Successful demonstration of behavioral activation therapy and risk reduction counseling for MSM with crystal methamphetamine abuse at risk for HIV infection

Published: July 18, 2010

Successful demonstration of behavioral activation therapy and risk reduction counseling for MSM with crystal methamphetamine abuse at risk for HIV infection

M. Mimiaga1,2, S. Reisner2,3, D. Pantalone2, C. O’Cleirigh1,2, K. Mayer2,4, S. Safren1,2

1Harvard Medical School/Massachusetts General Hospital, Boston, United States, 2Fenway Health, The Fenway Institute, Boston, United States, 3Harvard School of Public Health, Department of Society, Human Development and Health, Boston, United States, 4Brown Medical School/Miriam Hospital, Providence, United States

Background: Men-who-have-sex-with-men (MSM) represented 61% of incident HIV-infections diagnosed in the United States in 2007. The prevalence of crystal-methamphetamine (“meth”) use among MSM has been shown to be 20-times that of the general population, with an estimated 10-to-20% of MSM having used meth during sex in the past three-months. Meth abuse/dependence is a prevalent and treatment resistant-problem in MSM, and is highly associated with HIV sexual-risk-behavior and infection.

Methods: This study is of a novel treatment for meth addiction in MSM, incorporating 10-sessions of behavioral-activation-therapy (BAT) with HIV-risk-reduction-counseling (RR).
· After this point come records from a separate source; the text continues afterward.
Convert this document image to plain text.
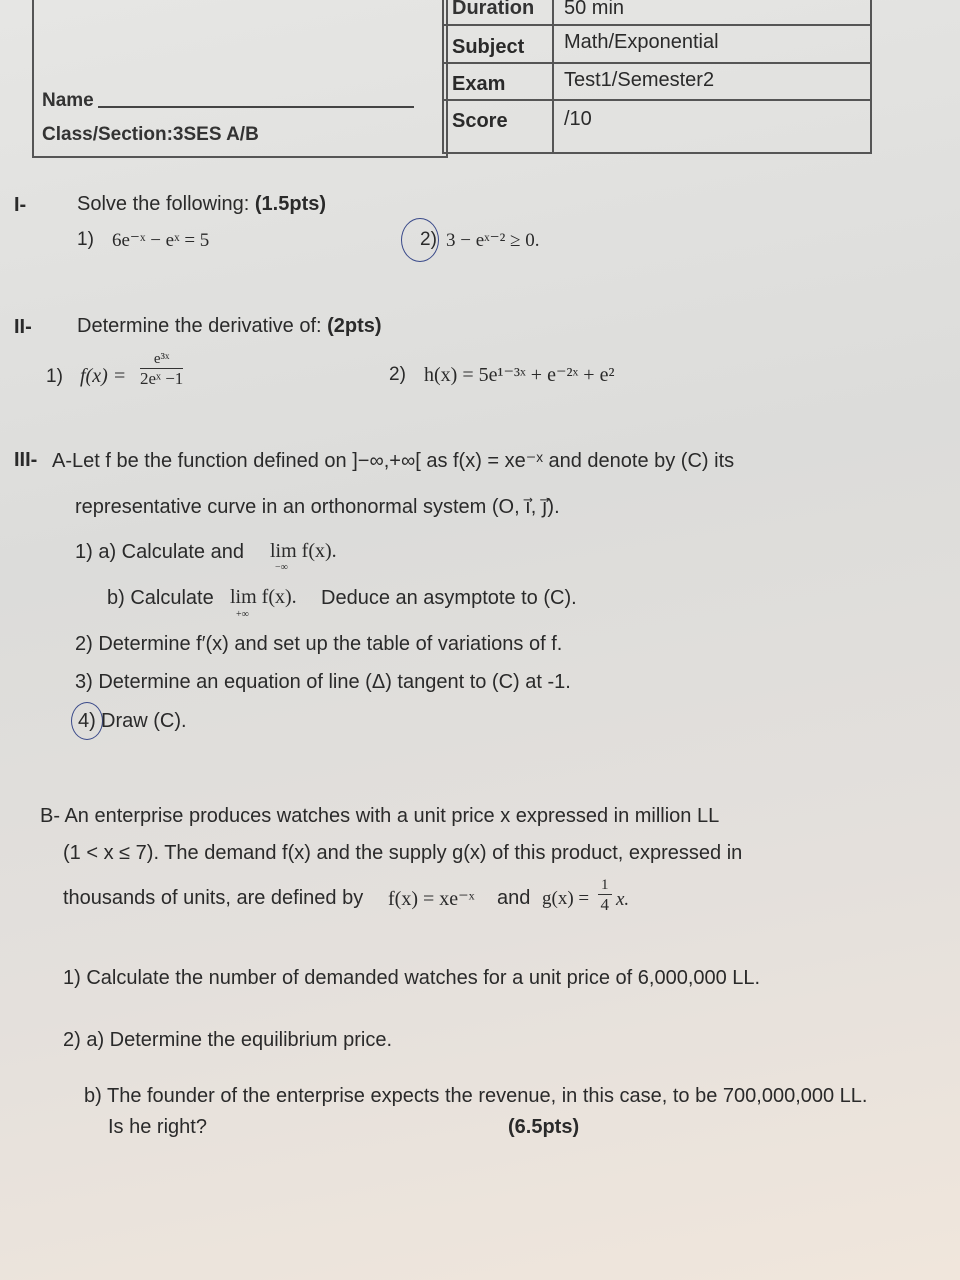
Duration 50 min
Subject Math/Exponential
Exam	Test1/Semester2
Score	/10
Name
Class/Section:3SES A/B
I-	Solve the following: (1.5pts)
1) 6e⁻ˣ − eˣ = 5	2) 3 − eˣ⁻² ≥ 0.
II- Determine the derivative of: (2pts)
1) $f(x) = \frac{\text{e³ˣ}}{\text{2eˣ −1}}$	2) h(x) = 5e¹⁻³ˣ + e⁻²ˣ + e²
III- A-Let f be the function defined on ]−∞,+∞[ as f(x) = xe⁻ˣ and denote by (C) its
representative curve in an orthonormal system (O, i⃗, j⃗).
1) a) Calculate and lim f(x).
−∞
b) Calculate lim f(x).
+∞
Deduce an asymptote to (C).
2) Determine f′(x) and set up the table of variations of f.
3) Determine an equation of line (Δ) tangent to (C) at -1.
4) Draw (C).
B- An enterprise produces watches with a unit price x expressed in million LL
(1 < x ≤ 7). The demand f(x) and the supply g(x) of this product, expressed in
thousands of units, are defined by f(x) = xe⁻ˣ and $g(x) = \frac{1}{4} x$.
1) Calculate the number of demanded watches for a unit price of 6,000,000 LL.
2) a) Determine the equilibrium price.
b) The founder of the enterprise expects the revenue, in this case, to be 700,000,000 LL.
Is he right?	(6.5pts)
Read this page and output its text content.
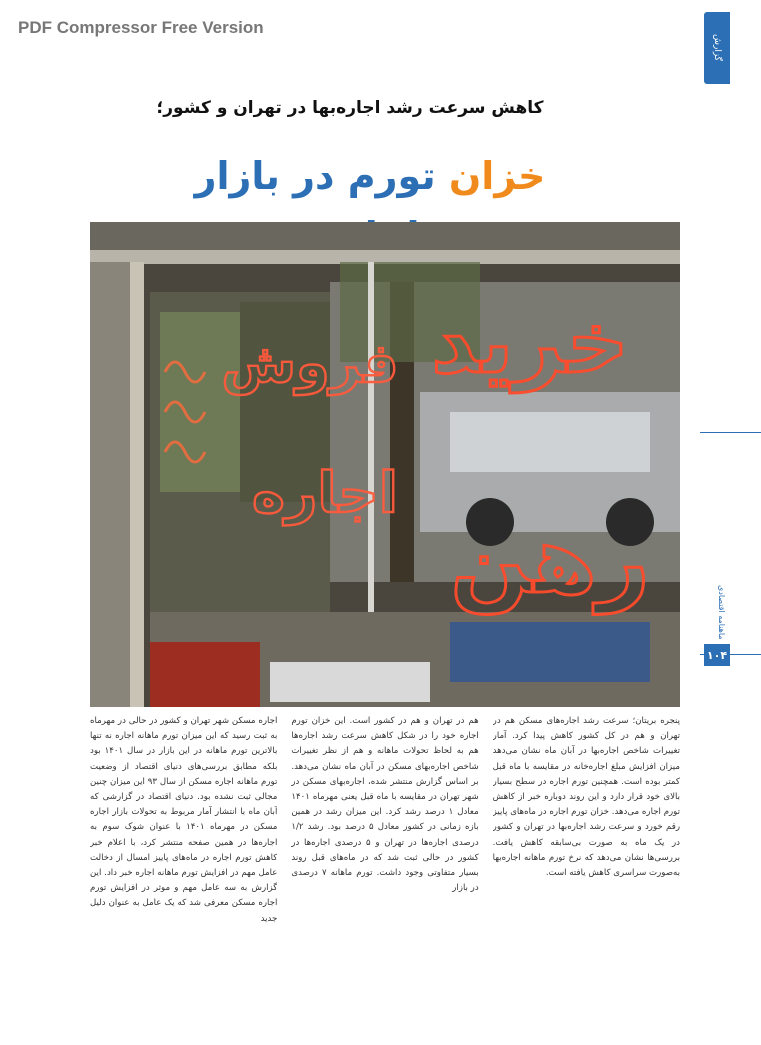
PDF Compressor Free Version
گزارش
ماهنامه اقتصادی
۱۰۴
کاهش سرعت رشد اجاره‌بها در تهران و کشور؛
خزان تورم در بازار
خرید
فروش
اجاره
رهن
پنجره بریتان؛ سرعت رشد اجاره‌های مسکن هم در تهران و هم در کل کشور کاهش پیدا کرد. آمار تغییرات شاخص اجاره‌بها در آبان ماه نشان می‌دهد میزان افزایش مبلغ اجاره‌خانه در مقایسه با ماه قبل کمتر بوده است. همچنین تورم اجاره در سطح بسیار بالای خود قرار دارد و این روند دوباره خبر از کاهش تورم اجاره می‌دهد. خزان تورم اجاره در ماه‌های پاییز رقم خورد و سرعت رشد اجاره‌بها در تهران و کشور در یک ماه به صورت بی‌سابقه کاهش یافت. بررسی‌ها نشان می‌دهد که نرخ تورم ماهانه اجاره‌بها به‌صورت سراسری کاهش یافته است.
هم در تهران و هم در کشور است. این خزان تورم اجاره خود را در شکل کاهش سرعت رشد اجاره‌ها هم به لحاظ تحولات ماهانه و هم از نظر تغییرات شاخص اجاره‌بهای مسکن در آبان ماه نشان می‌دهد. بر اساس گزارش منتشر شده، اجاره‌بهای مسکن در شهر تهران در مقایسه با ماه قبل یعنی مهرماه ۱۴۰۱ معادل ۱ درصد رشد کرد. این میزان رشد در همین بازه زمانی در کشور معادل ۵ درصد بود. رشد ۱/۲ درصدی اجاره‌ها در تهران و ۵ درصدی اجاره‌ها در کشور در حالی ثبت شد که در ماه‌های قبل روند بسیار متفاوتی وجود داشت. تورم ماهانه ۷ درصدی در بازار
اجاره مسکن شهر تهران و کشور در حالی در مهرماه به ثبت رسید که این میزان تورم ماهانه اجاره نه تنها بالاترین تورم ماهانه در این بازار در سال ۱۴۰۱ بود بلکه مطابق بررسی‌های دنیای اقتصاد از وضعیت تورم ماهانه اجاره مسکن از سال ۹۳ این میزان چنین مجالی ثبت نشده بود. دنیای اقتصاد در گزارشی که آبان ماه با انتشار آمار مربوط به تحولات بازار اجاره مسکن در مهرماه ۱۴۰۱ با عنوان شوک سوم به اجاره‌ها در همین صفحه منتشر کرد، با اعلام خبر کاهش تورم اجاره در ماه‌های پاییز امسال از دخالت عامل مهم در افزایش تورم ماهانه اجاره خبر داد. این گزارش به سه عامل مهم و موثر در افزایش تورم اجاره مسکن معرفی شد که یک عامل به عنوان دلیل جدید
BAT is a validated treatment of depression that involves re-learning how to engage in life by identifying and actively engaging pleasurable events. Seventeen participants completed an open phase pilot of the intervention. Primary outcomes are reductions in:

(1) sexual-risk-taking,
(2) meth-use, and
(3) depression.

Results: Participants’ mean age was 40 (SD=9.3), over 40% were ethnic/racial minorities, and each reported engaging in unprotected-anal-sex with a non-monogamous male-partner while using meth in the month prior to study enrollment. At the post-treatment-assessment (three-months), participants evidenced significantly reduced HIV sexual-acquisition risk-behavior [unprotected-anal-sex (within-person-change): -7.13 (7.0); p=0.01] and reduced meth use [episodes of meth use (within-person-change): -3.06 (3.1); p=0.002]?suggesting high effect size estimates. Participants also reported significant reductions in number of sex partners while using meth [-4.71 (5.3); p=0.001] and depressive symptoms (Montgomery-Åsberg-Depression-Rating-Scale) [-7.47 (12.0); p=0.02] post-treatment. The percent-change in the number of unprotected anal sex acts [0.75 (0.35)] and the number of distinct meth episodes [0.68 (0.39)] were high.

Conclusions: BAT-RR appears to be an acceptable and feasible intervention for MSM with meth abuse/dependence who are at risk for HIV-infection. This preliminary evidence suggests that BAT-RR may well have the potential to effect significant reductions in both sexual-risk for HIV and meth use for MSM struggling with meth abuse/dependence, and worthy of efficacy testing in a randomized-controlled-trial.